За выкрашенными заново стенами двухэтажного дома майора, выходившего фасадом на наш огород, разыгрывалась уже не собачья, а человеческая драма, отзвуки которой доносились до нас лишь под вечер, когда в час ужина, обычно неразговорчивый, но любезный до приторности майор разражался диким ревом на запуганную им семью. Он мог существовать на пенсию и ренту с капитала жены, не зная, казалось бы, нужды, но богатство Франции основано на скупости ее граждан, и скупой майор остался верен своему скопидомству даже в те дни, когда от денег зависела жизнь его любимой дочери.
- Я, к сожалению,- говорил он,- не имею средств послать ее в горы, как этого требуют врачи, признавшие ее туберкулезной!..
Так, последовательно, на моей памяти, майор похоронил и жену, и двух дочерей.
Однако в это утро 11 ноября в его обросшем шерстью сердце возникло сожаление о бесцельно прожитой жизни. Опершись на лопату и смахнув навертывавшуюся слезу, старик сказал:
- Да, mon gnral (мой генерал), за что мы с вами так долго служили! Какую награду получили? Этот торжественный час победы мы проводим с вами здесь, вдали от ликующих наших товарищей, ковыряясь на наших огородах...
Я ничего не ответил этому жалкому и неприятному для меня человеку. Да, мне было тяжело и одиноко. Но я глубоко верил, что жизнь моя не кончена. Я смотрел вперед. Я знал: труден и тернист будет мой путь на родину. Но без нее я не представлял своей жизни. Тот час, когда нога моя ступит на родную землю и я вдохну запах родных русских полей и лесов, будет для меня высшей наградой, о которой могу я мечтать сейчас.
* * *
Но меня все же тянуло в Париж. Хотелось хоть украдкой со стороны взглянуть, что там происходит, и еще засветло мы с Наташей вышли из поезда на вокзале "Сен-Лазар". Метро не действовало, такси и автобусы не ходили, и мы пешком двинулись на свою квартиру на Кэ Бурбон.
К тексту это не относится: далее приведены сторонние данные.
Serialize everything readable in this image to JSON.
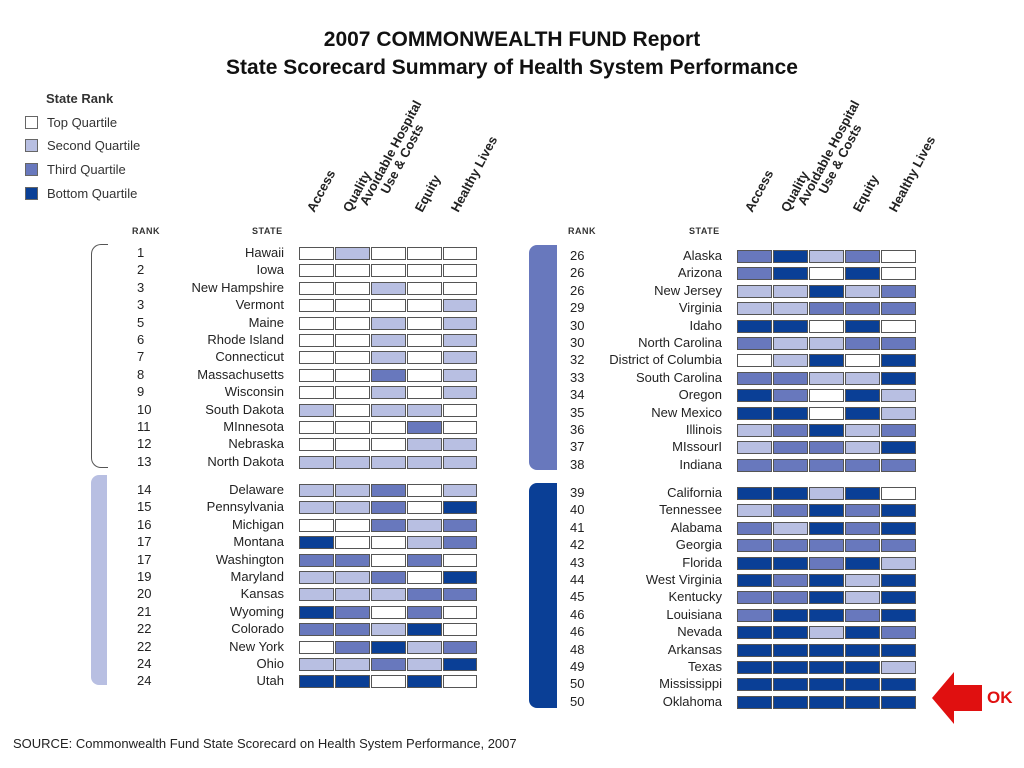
{
  "title_line1": "2007 COMMONWEALTH FUND Report",
  "title_line2": "State Scorecard Summary of Health System Performance",
  "legend": {
    "title": "State Rank",
    "items": [
      {
        "label": "Top Quartile",
        "color": "#ffffff"
      },
      {
        "label": "Second Quartile",
        "color": "#b8bfe2"
      },
      {
        "label": "Third Quartile",
        "color": "#6878bd"
      },
      {
        "label": "Bottom Quartile",
        "color": "#0a3f96"
      }
    ]
  },
  "headers": {
    "rank": "RANK",
    "state": "STATE"
  },
  "dimensions": [
    "Access",
    "Quality",
    "Avoidable Hospital Use & Costs",
    "Equity",
    "Healthy Lives"
  ],
  "quartile_colors": {
    "1": "#ffffff",
    "2": "#b8bfe2",
    "3": "#6878bd",
    "4": "#0a3f96"
  },
  "source": "SOURCE: Commonwealth Fund State Scorecard on Health System Performance, 2007",
  "annotation": {
    "label": "OK",
    "color": "#e01010"
  },
  "chart_data": {
    "type": "table",
    "value_meaning": "quartile 1=top, 4=bottom",
    "columns": [
      "Access",
      "Quality",
      "Avoidable Hospital Use & Costs",
      "Equity",
      "Healthy Lives"
    ],
    "rows": [
      {
        "rank": "1",
        "state": "Hawaii",
        "q": [
          1,
          2,
          1,
          1,
          1
        ]
      },
      {
        "rank": "2",
        "state": "Iowa",
        "q": [
          1,
          1,
          1,
          1,
          1
        ]
      },
      {
        "rank": "3",
        "state": "New Hampshire",
        "q": [
          1,
          1,
          2,
          1,
          1
        ]
      },
      {
        "rank": "3",
        "state": "Vermont",
        "q": [
          1,
          1,
          1,
          1,
          2
        ]
      },
      {
        "rank": "5",
        "state": "Maine",
        "q": [
          1,
          1,
          2,
          1,
          2
        ]
      },
      {
        "rank": "6",
        "state": "Rhode Island",
        "q": [
          1,
          1,
          2,
          1,
          2
        ]
      },
      {
        "rank": "7",
        "state": "Connecticut",
        "q": [
          1,
          1,
          2,
          1,
          2
        ]
      },
      {
        "rank": "8",
        "state": "Massachusetts",
        "q": [
          1,
          1,
          3,
          1,
          2
        ]
      },
      {
        "rank": "9",
        "state": "Wisconsin",
        "q": [
          1,
          1,
          2,
          1,
          2
        ]
      },
      {
        "rank": "10",
        "state": "South Dakota",
        "q": [
          2,
          1,
          2,
          2,
          1
        ]
      },
      {
        "rank": "11",
        "state": "MInnesota",
        "q": [
          1,
          1,
          1,
          3,
          1
        ]
      },
      {
        "rank": "12",
        "state": "Nebraska",
        "q": [
          1,
          1,
          1,
          2,
          2
        ]
      },
      {
        "rank": "13",
        "state": "North Dakota",
        "q": [
          2,
          2,
          2,
          2,
          2
        ]
      },
      {
        "rank": "14",
        "state": "Delaware",
        "q": [
          2,
          2,
          3,
          1,
          2
        ]
      },
      {
        "rank": "15",
        "state": "Pennsylvania",
        "q": [
          2,
          2,
          3,
          1,
          4
        ]
      },
      {
        "rank": "16",
        "state": "Michigan",
        "q": [
          1,
          1,
          3,
          2,
          3
        ]
      },
      {
        "rank": "17",
        "state": "Montana",
        "q": [
          4,
          1,
          1,
          2,
          3
        ]
      },
      {
        "rank": "17",
        "state": "Washington",
        "q": [
          3,
          3,
          1,
          3,
          1
        ]
      },
      {
        "rank": "19",
        "state": "Maryland",
        "q": [
          2,
          2,
          3,
          1,
          4
        ]
      },
      {
        "rank": "20",
        "state": "Kansas",
        "q": [
          2,
          2,
          2,
          3,
          3
        ]
      },
      {
        "rank": "21",
        "state": "Wyoming",
        "q": [
          4,
          3,
          1,
          3,
          1
        ]
      },
      {
        "rank": "22",
        "state": "Colorado",
        "q": [
          3,
          3,
          2,
          4,
          1
        ]
      },
      {
        "rank": "22",
        "state": "New York",
        "q": [
          1,
          3,
          4,
          2,
          3
        ]
      },
      {
        "rank": "24",
        "state": "Ohio",
        "q": [
          2,
          2,
          3,
          2,
          4
        ]
      },
      {
        "rank": "24",
        "state": "Utah",
        "q": [
          4,
          4,
          1,
          4,
          1
        ]
      },
      {
        "rank": "26",
        "state": "Alaska",
        "q": [
          3,
          4,
          2,
          3,
          1
        ]
      },
      {
        "rank": "26",
        "state": "Arizona",
        "q": [
          3,
          4,
          1,
          4,
          1
        ]
      },
      {
        "rank": "26",
        "state": "New Jersey",
        "q": [
          2,
          2,
          4,
          2,
          3
        ]
      },
      {
        "rank": "29",
        "state": "Virginia",
        "q": [
          2,
          2,
          3,
          3,
          3
        ]
      },
      {
        "rank": "30",
        "state": "Idaho",
        "q": [
          4,
          4,
          1,
          4,
          1
        ]
      },
      {
        "rank": "30",
        "state": "North Carolina",
        "q": [
          3,
          2,
          2,
          3,
          3
        ]
      },
      {
        "rank": "32",
        "state": "District of Columbia",
        "q": [
          1,
          2,
          4,
          1,
          4
        ]
      },
      {
        "rank": "33",
        "state": "South Carolina",
        "q": [
          3,
          3,
          2,
          2,
          4
        ]
      },
      {
        "rank": "34",
        "state": "Oregon",
        "q": [
          4,
          3,
          1,
          4,
          2
        ]
      },
      {
        "rank": "35",
        "state": "New Mexico",
        "q": [
          4,
          4,
          1,
          4,
          2
        ]
      },
      {
        "rank": "36",
        "state": "Illinois",
        "q": [
          2,
          3,
          4,
          2,
          3
        ]
      },
      {
        "rank": "37",
        "state": "MIssourI",
        "q": [
          2,
          3,
          3,
          2,
          4
        ]
      },
      {
        "rank": "38",
        "state": "Indiana",
        "q": [
          3,
          3,
          3,
          3,
          3
        ]
      },
      {
        "rank": "39",
        "state": "California",
        "q": [
          4,
          4,
          2,
          4,
          1
        ]
      },
      {
        "rank": "40",
        "state": "Tennessee",
        "q": [
          2,
          3,
          4,
          3,
          4
        ]
      },
      {
        "rank": "41",
        "state": "Alabama",
        "q": [
          3,
          2,
          4,
          3,
          4
        ]
      },
      {
        "rank": "42",
        "state": "Georgia",
        "q": [
          3,
          3,
          3,
          3,
          3
        ]
      },
      {
        "rank": "43",
        "state": "Florida",
        "q": [
          4,
          4,
          3,
          4,
          2
        ]
      },
      {
        "rank": "44",
        "state": "West Virginia",
        "q": [
          4,
          3,
          4,
          2,
          4
        ]
      },
      {
        "rank": "45",
        "state": "Kentucky",
        "q": [
          3,
          3,
          4,
          2,
          4
        ]
      },
      {
        "rank": "46",
        "state": "Louisiana",
        "q": [
          3,
          4,
          4,
          3,
          4
        ]
      },
      {
        "rank": "46",
        "state": "Nevada",
        "q": [
          4,
          4,
          2,
          4,
          3
        ]
      },
      {
        "rank": "48",
        "state": "Arkansas",
        "q": [
          4,
          4,
          4,
          4,
          4
        ]
      },
      {
        "rank": "49",
        "state": "Texas",
        "q": [
          4,
          4,
          4,
          4,
          2
        ]
      },
      {
        "rank": "50",
        "state": "Mississippi",
        "q": [
          4,
          4,
          4,
          4,
          4
        ]
      },
      {
        "rank": "50",
        "state": "Oklahoma",
        "q": [
          4,
          4,
          4,
          4,
          4
        ]
      }
    ]
  }
}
Широкая улица Обэр, выводившая нас на площадь де л'Опера, успела уже принять праздничный вид. Со всех балконов свешивались флаги союзных наций: приятные в своей простоте сине-бело-красные - французские, пестрые бело-красные - английские и более редко встречавшиеся - американские и то тут, то там - флаги всех других союзных государств. Тщетно глаз искал свой родной русский: старый трехцветный флаг отжил свой век, а наш красный символизировал самую страшную для всего капиталистического мира опасность - пролетарскую революцию!
Нас обгоняли люди всех возрастов и сословий, спешившие к Большим бульварам, откуда доносились звуки музыки, прерываемые отдаленными криками толпы.
Как оказалось, площадь де л'Опера представляла центр ликования народа, освободившегося от бремени войны. Люди опьянели от свалившегося на них счастья.
По казавшимся когда-то широкими, а теперь уже тесным для автомобильного движения бульварам двигалась бесконечная колонна открытых грузовиков, набитых до отказа солдатами. Серо-голубые шинели французских солдат тонули в необъятной массе френчей цвета хаки союзников. Все уже успели хорошо подвыпить, И даже невозмутимые англичане, прозванные "Томми", оживились.
- Хип, хип, ура! - дружно, в один голос, кричали они в ответ на восторженные крики: "Браво, англичане!" экспансивных парижанок, махавших платочками.
Главную же массу проезжавших солдат составляли новые "спасители Франции", прибывшие к шапочному разбору американцы. Понять, что такое они кричат, было столь же трудно, как и различить, что же собственно это за люди, столь отличные и по наружности, и по жестам от европейцев.
Между тем за плотной стеной бульварных зевак, любовавшихся проезжавшими солдатами, на асфальтированной площадке перед зданием театра "Гранд Опера" продолжался непрерывный бал.